Decision: MATLAB-side extraction of figure properties → Python-side Plotly conversion (two-stage pipeline).
Rationale:
- No screenshot: Avoids rendering PNG and extracting features; pure data conversion
- Interactive: Plotly JSON enables zoom, pan, legend toggle in agent UI
-
Extensible: Easy to add new plot types by extending
plotly_style_mapper.py
Trade-off:
- Incomplete coverage: Only covers main plot types (line, scatter, bar, surface, heatmap, histogram); custom plot types may not convert
- Feature loss: Advanced MATLAB figure features (custom callbacks, annotations) not represented in Plotly
- Complexity: Two-stage pipeline requires coordination between MATLAB and Python
Decision: Multi-user deployments use SSE (HTTP) behind a reverse proxy; stdio for single-agent/local.
Rationale:
- Network: SSE traverses firewalls, NAT, proxies more easily than stdio
- Auth: Reverse proxy handles authentication once; server stays simple
- Scalability: Multiple concurrent agents (each with own session)
Trade-off:
- Setup complexity: Requires reverse proxy (nginx, Caddy, Traefik)
- Latency: HTTP overhead vs. stdio's direct pipe
-
Security responsibility: Moves authentication burden to operator (server logs warnings if
require_proxy_authnot set)
Each tool is implemented as a standalone module under src/matlab_mcp/tools/:
-
core.py:execute_code,check_code,get_workspace -
jobs.py:get_job_status,get_job_result,cancel_job,list_jobs -
discovery.py:list_toolboxes,list_functions,get_help -
files.py:upload_data,delete_file,list_files,read_script,read_data,read_image -
admin.py:get_pool_status -
custom.py: Loader and handler factory for YAML-defined custom tools -
monitoring.py:get_server_metrics,get_server_health,get_error_log(if enabled)
Each tool implementation:
- Validates inputs (sanitize filenames, check injection patterns)
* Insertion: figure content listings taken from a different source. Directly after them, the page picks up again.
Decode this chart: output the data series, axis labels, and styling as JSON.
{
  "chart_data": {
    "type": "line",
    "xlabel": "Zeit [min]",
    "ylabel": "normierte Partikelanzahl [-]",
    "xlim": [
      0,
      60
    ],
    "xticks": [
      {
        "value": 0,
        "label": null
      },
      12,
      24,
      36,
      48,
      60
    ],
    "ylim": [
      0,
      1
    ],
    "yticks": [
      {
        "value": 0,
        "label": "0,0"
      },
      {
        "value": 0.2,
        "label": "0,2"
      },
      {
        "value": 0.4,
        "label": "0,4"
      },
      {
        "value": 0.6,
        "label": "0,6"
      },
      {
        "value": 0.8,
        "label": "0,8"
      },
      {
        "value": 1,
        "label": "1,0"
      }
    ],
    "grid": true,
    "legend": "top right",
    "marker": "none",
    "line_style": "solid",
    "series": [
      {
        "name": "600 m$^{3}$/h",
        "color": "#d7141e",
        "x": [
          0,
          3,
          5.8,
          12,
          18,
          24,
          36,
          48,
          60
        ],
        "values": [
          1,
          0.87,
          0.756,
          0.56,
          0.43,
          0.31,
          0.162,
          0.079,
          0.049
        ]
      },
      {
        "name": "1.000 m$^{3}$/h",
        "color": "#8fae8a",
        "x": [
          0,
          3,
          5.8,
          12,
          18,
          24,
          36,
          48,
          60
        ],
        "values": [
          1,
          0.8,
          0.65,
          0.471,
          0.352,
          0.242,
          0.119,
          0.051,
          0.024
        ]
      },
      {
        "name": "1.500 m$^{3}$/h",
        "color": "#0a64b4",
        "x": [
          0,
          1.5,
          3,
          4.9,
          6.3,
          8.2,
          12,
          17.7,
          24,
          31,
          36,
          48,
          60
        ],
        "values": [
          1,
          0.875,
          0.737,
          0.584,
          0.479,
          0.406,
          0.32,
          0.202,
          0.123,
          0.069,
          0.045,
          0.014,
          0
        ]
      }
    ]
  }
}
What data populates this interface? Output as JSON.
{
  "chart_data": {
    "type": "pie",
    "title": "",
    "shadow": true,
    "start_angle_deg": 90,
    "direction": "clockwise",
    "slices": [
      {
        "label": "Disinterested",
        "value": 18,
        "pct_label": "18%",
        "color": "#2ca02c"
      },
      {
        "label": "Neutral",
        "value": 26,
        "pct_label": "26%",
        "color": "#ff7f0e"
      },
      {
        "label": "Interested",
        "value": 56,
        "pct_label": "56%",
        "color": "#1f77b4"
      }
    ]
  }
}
- Delegates to executor/pool/tracker as needed
- Calls formatter to structure output
- Returns MCP-compliant response dict
If monitoring.enabled: true:
-
MetricsCollector: Accumulates counters (jobs/sessions/errors) and maintains ring buffer of execution times -
MetricsStore(SQLite): Persists metrics time-series and events for historical queries -
evaluate_health(): Assesses server status (healthy/degraded/unhealthy) based on pool utilization, error rates, uptime -
create_monitoring_app(): Starlette sub-application exposing/health,/metrics,/dashboardendpoints - Dashboard UI (HTML/CSS/JS): Real-time charts (Plotly), gauges, event log, time-range selector
The MATLAB MCP Server is a multi-layered system designed for elastic resource management, transparent async promotion, tight security, and extensibility via custom tools. The engine pool handles all complexity; tools focus on MCP protocol details. Monitoring is optional but recommended for production deployments.